Questa ennesima assoluzione di personaggi accusati dai pentiti Brusca e Di Maggio, dovrebbe indurre la Magistratura a compiere qualche riflessione: solo per citare il più famoso, prima di Canale è stato assolto anche un certo Andreotti che, a detta di Di Maggio – si era sbaciucchiato con Totò Riina.
Come comportarsi nel caso che le accuse di un pentito siano poi considerate false o non sufficienti per condannare qualcuno? Nei due casi il Giudice le ha considerate false in quanto l’assoluzione è avvenuta perché “il fatto non sussiste”.
E’ fuor di dubbio che le rivelazioni dei pentiti sono state e lo sono tuttora, un’autentica manna piovuta dal cielo per i magistrati impegnati in indagini sulla criminalità organizzata; quello però che lascia sconcertati è l’apparente mancanza di riscontri eseguiti su tali rivelazioni, l’apparente superficialità delle indagini svolte dai P.M.
Sembrerebbe quasi – ma non voglio essere malizioso – che in molti casi gli inquirenti si limitino a prendere per buone le confidenze e le ricostruzioni eseguite da “delinquenti-ora-pentiti”; ho come l’impressione che in certi casi le doverose indagini a suffragio delle rivelazioni, siano condotte con una notevole superficialità che, in qualche caso, può apparire “strumentale”
Questa è una mia impressione, l’impressione peraltro di un profano dell’ambiente giudiziario, ma una cosa balza evidente: la necessità che la magistratura si comporti in maniera diversa nei confronti dei pentiti a seconda – scusate la brutalità – del risultato che si ha in Tribunale sulla scorta delle loro rivelazioni.
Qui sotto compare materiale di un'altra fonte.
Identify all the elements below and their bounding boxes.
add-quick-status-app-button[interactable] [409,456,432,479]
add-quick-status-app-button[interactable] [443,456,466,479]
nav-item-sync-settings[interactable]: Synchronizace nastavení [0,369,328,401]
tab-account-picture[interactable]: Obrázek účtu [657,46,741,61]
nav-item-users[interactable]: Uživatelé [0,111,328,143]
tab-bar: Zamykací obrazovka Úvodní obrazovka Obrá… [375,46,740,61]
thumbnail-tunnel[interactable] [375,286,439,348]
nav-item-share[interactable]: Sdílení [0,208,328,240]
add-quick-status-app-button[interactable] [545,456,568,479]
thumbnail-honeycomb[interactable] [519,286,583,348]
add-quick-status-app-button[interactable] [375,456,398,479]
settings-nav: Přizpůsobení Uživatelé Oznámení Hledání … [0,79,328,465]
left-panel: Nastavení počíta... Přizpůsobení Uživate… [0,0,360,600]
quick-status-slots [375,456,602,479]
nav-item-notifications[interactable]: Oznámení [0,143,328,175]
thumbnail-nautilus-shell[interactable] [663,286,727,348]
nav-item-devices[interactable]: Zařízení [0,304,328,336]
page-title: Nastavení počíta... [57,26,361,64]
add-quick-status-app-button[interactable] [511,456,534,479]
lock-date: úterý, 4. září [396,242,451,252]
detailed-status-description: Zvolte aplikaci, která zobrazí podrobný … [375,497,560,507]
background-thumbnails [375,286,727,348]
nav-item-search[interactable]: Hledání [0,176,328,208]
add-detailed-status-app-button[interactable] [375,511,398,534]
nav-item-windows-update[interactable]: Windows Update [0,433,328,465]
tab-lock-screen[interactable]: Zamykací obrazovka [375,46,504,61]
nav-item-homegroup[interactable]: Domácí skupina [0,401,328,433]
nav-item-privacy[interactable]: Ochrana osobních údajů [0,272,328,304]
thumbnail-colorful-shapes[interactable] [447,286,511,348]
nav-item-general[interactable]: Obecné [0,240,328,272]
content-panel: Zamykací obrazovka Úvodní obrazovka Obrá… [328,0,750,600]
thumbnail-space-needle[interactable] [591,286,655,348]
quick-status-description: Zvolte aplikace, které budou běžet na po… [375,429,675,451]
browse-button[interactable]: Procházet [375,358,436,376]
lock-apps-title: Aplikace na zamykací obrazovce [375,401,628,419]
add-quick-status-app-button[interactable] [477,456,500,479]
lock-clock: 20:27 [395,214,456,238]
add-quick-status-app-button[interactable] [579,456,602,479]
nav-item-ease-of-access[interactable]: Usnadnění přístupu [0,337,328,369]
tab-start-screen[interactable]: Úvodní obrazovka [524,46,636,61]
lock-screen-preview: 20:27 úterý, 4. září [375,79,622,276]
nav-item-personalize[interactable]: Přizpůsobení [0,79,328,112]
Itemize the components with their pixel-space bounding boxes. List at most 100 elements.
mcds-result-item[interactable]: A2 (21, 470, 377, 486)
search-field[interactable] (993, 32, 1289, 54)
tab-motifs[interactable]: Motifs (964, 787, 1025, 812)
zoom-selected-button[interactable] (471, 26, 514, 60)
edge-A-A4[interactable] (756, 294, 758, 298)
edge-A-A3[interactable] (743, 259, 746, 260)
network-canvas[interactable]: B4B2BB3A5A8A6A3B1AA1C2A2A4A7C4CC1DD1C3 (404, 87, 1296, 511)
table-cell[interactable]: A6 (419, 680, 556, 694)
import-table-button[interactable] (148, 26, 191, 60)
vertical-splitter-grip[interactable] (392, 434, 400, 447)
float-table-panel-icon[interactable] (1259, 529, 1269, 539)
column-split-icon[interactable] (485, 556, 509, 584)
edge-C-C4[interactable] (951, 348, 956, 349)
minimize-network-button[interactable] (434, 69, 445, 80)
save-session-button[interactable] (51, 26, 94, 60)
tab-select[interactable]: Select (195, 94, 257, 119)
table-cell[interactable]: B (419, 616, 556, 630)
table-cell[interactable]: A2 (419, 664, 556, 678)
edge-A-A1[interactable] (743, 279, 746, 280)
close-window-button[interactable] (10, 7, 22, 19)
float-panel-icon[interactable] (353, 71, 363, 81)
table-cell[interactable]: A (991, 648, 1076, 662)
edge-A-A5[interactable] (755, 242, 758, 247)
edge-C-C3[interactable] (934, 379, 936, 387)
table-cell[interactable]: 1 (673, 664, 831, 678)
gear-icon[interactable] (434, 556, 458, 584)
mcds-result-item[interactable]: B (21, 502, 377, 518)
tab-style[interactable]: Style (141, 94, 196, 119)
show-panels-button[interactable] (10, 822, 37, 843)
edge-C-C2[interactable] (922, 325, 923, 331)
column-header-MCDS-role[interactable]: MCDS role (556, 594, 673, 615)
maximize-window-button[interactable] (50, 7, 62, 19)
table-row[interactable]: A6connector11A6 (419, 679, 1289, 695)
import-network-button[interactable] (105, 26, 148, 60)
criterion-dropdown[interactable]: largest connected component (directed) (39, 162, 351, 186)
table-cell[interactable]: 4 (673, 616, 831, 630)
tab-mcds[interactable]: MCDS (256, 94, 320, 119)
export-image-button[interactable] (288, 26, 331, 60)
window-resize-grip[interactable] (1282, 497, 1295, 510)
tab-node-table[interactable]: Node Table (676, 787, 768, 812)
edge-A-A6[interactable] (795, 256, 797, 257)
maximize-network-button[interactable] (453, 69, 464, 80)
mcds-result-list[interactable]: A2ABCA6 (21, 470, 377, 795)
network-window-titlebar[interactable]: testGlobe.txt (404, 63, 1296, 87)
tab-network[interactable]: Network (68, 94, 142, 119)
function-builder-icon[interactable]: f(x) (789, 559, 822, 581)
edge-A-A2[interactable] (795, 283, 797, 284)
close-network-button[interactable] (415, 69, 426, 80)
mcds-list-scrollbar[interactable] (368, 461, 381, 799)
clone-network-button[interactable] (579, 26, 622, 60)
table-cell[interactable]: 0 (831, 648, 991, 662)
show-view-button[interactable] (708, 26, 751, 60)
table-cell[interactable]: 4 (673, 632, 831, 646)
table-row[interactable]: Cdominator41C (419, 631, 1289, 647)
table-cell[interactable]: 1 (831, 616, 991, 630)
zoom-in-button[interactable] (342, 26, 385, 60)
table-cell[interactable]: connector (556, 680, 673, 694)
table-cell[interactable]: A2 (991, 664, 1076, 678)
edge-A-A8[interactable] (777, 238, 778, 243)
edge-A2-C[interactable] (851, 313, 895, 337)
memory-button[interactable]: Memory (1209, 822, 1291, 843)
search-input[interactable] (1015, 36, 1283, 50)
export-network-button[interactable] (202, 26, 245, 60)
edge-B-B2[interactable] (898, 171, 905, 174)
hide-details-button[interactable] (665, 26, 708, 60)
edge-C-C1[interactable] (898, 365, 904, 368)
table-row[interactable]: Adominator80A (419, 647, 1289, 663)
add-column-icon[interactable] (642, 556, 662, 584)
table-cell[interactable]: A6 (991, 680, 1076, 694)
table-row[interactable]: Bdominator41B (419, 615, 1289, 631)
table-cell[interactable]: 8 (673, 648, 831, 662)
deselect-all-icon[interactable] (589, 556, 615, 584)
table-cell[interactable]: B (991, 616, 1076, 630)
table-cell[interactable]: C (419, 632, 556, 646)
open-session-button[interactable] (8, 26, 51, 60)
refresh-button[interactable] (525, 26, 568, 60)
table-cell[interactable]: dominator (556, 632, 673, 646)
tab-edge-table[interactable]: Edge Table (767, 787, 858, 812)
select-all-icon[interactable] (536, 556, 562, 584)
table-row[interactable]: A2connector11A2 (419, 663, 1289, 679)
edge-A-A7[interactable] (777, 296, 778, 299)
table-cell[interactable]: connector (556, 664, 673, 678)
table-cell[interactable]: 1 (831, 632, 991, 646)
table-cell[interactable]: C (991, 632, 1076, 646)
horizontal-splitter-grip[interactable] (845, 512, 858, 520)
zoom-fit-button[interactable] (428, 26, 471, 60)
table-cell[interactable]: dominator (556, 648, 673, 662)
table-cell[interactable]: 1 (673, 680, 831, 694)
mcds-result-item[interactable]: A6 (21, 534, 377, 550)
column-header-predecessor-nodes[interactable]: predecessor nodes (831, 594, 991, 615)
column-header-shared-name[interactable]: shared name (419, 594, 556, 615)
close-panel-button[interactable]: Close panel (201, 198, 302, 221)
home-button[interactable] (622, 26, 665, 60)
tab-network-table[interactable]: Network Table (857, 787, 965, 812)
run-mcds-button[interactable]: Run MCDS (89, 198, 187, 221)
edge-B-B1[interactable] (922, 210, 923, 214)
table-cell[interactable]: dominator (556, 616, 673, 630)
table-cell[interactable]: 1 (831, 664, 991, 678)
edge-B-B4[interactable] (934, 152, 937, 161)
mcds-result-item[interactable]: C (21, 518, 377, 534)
In che modo mettere in piedi una situazione del genere non lo so proprio; quale possa essere il meccanismo da rivedere non lo so, però di una cosa sono certo: l’opinione pubblica è stufa di questi linciaggi (otto lunghi anni è durata l’odissea di Canale) che poi si concludono con un’assoluzione e con uno “scusi tanto”.
La gente della strada, quella gente in nome della quale vengono emesse le sentenze, chiede maggior rigore nei confronti dei pentiti e dei P.M. che li hanno “in carico”; anche se è brutto dirlo, ma la famosa casalinga di Vigevano, si domanda come è potuto avvenire tutto questo e, soprattutto, chi ripaga Canale dalle tante sofferenze? Lo Stato o il magistrato che ha fatto le indagini ed ha raccolto la deposizione dei pentiti?
E’ una bella domanda, lo so ed è per questo che mi piace farla.